Crataegus brachyacantha occurs throughout Louisiana, where it is locally common, and in the adjacent parts of all surrounding states. A disjunct population was known in Georgia but it cannot be found there now. The species is seemingly more shade tolerant than many other hawthorns.

Crataegus brachyacantha is among the taller hawthorns in North America; its petals turn orange with age or on drying. The short, recurved thorns and bitter, oblate-orbiculate, black fruit also are distinctive and help to distinguish C. brachyacantha from C. saligna of Colorado and Utah (ser. Cerrones), which is similar in foliage and flower.

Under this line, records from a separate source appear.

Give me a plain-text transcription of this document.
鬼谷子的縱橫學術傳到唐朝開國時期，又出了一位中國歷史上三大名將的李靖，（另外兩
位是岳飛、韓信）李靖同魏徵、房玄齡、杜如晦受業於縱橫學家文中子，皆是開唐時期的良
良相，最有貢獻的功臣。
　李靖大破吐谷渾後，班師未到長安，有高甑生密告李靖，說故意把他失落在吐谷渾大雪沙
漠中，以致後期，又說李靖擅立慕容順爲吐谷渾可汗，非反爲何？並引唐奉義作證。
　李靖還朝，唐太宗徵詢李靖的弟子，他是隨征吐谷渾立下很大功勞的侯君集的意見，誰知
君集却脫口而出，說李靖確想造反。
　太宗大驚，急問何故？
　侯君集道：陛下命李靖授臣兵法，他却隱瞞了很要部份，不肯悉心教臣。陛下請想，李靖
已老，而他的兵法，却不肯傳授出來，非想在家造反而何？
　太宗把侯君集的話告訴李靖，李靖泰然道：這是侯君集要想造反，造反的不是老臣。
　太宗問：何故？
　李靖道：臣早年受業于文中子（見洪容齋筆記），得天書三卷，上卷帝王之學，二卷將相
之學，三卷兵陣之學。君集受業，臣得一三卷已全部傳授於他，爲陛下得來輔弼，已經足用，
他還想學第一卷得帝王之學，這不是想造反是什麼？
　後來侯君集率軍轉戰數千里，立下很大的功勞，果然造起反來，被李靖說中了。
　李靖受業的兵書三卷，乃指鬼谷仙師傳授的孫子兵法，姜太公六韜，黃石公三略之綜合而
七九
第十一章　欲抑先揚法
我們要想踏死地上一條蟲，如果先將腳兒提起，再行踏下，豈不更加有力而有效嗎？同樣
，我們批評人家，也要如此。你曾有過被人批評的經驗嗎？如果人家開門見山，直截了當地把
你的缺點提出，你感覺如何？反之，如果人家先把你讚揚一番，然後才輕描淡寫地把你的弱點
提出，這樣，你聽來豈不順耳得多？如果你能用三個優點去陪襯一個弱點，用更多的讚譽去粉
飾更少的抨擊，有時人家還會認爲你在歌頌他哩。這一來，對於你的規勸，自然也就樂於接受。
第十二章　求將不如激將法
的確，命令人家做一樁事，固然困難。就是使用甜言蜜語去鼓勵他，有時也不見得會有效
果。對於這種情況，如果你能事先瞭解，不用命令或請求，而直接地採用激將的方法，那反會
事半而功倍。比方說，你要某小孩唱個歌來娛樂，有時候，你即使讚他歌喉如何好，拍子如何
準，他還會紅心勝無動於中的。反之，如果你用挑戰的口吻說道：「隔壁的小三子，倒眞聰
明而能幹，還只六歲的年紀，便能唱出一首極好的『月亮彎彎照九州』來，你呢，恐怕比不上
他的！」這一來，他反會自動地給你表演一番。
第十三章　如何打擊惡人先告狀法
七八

The names blueberry haw and pomette bleue may have a special appropriateness about late August when the waxy covering of the fruit is still thick and the underlying color is a dark purple. At maturity, the flesh is thin and bitter and the skin usually black. The fall foliage, brilliant lustrous orange, bronze, and red, suggests potential ornamental use. Forma leucocarpa Sargent is a white-fruited form, which was collected by E. J. Palmer at Natchitoches, Louisiana, September 1915; it is the only recorded white-fruited hawthorn.